Des négociations de peu d’impact
(guerre de Succession d’Autriche – guerre de Sept Ans)
Les pratiques de négociation directes entre les ports se perpétuent en
temps de paix. Les disputes qui se multiplient dans les années 1730 entre
pêcheurs français et anglais, lorsque les tensions entre les deux États se
ravivent après plus d’une décennie de relations cordiales, sont toujours
tranchées de la même manière. En mai 1739 par exemple, un pêcheur de
Dieppe, qui s’est fait dérober ses filets par un Anglais à une lieue au large
de Douvres, se rend « à Douvres pour y porter ses plaintes au Sr. Maynet
[Minet] négociant anglais, entendant le français, qu’il dit être maire de cette
ville ou en faire les fonctions 34 ». C’est seulement ensuite qu’il s’adresse
à l’officier du roi à Dieppe. Dans ces situations, les pêcheurs français se
réfèrent encore aux conventions de 1708 35.
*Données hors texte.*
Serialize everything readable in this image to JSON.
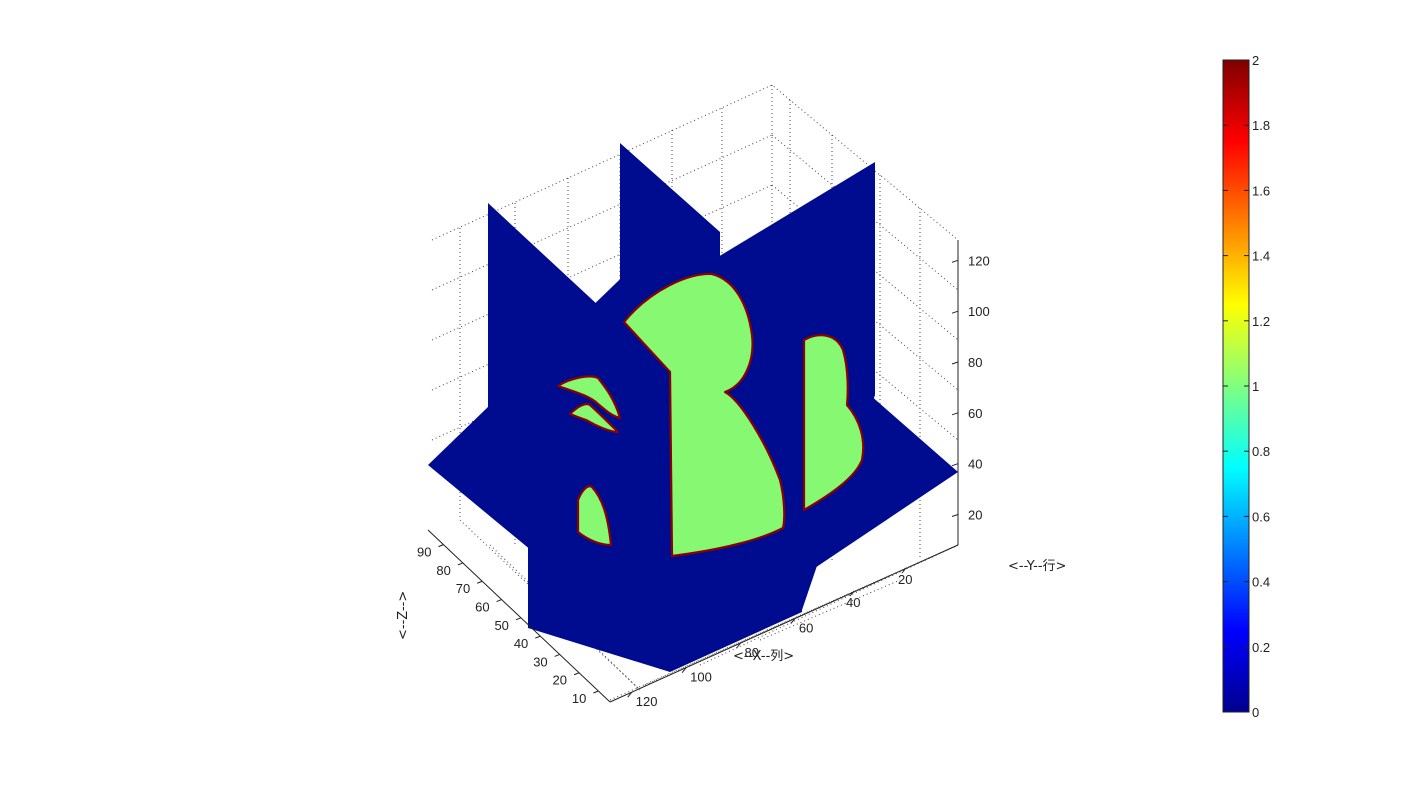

Une fois les hostilités ouvertes, à partir de 1744, des pêcheurs sont faits
prisonniers de guerre de part et d’autre. Certains pêcheurs français tentent
alors de remettre en vigueur ce qu’on appelle le « traité de pêche » de la
guerre précédente. De nombreuses pétitions sont envoyées à cet effet au
comte de Maurepas, secrétaire d’État de la marine, par les maires et échevins
et les chambres de commerce de divers ports français, tels Calais, Dieppe
et Dunkerque. Les réponses du ministre à ces institutions locales montrent
qu’au sommet de l’État, la décision de déléguer la négociation aux communautés intéressées par la pêche s’explique par l’ignorance :
« J’apprécie M. la lettre que vous m’avez écrite le 16 de ce mois au
sujet de la convention qui a eu lieu dans les précédentes guerres contre
l’Angleterre […]. J’ignore quelles sont les démarches qui ont été faites à
cet égard, et j’ai déjà demandé des éclaircissements sur cela dans plusieurs
ports, où les négociants m’ont fait de pareilles représentations. Je vous serai
obligé de me faire part de ceux que vous pourrez me donner à ce sujet,
et je consentirai volontiers que les négociants de Dunkerque écrivent en
conséquence en Angleterre 36. »
33. Pontchartrain à Dartmouth, 17 décembre 1710, ibid., f° 76. Les occupations varient selon les
saisons et les besoins, et la césure entre marin et paysan n’est pas toujours valable. Outre les travaux
d’Alain Cabantous déjà cités, voir Cérino C. et al. (dir.), Entre terre et mer. Sociétés littorales et
pluriactivités (XVe-XXe siècle), Rennes, PUR, 2004.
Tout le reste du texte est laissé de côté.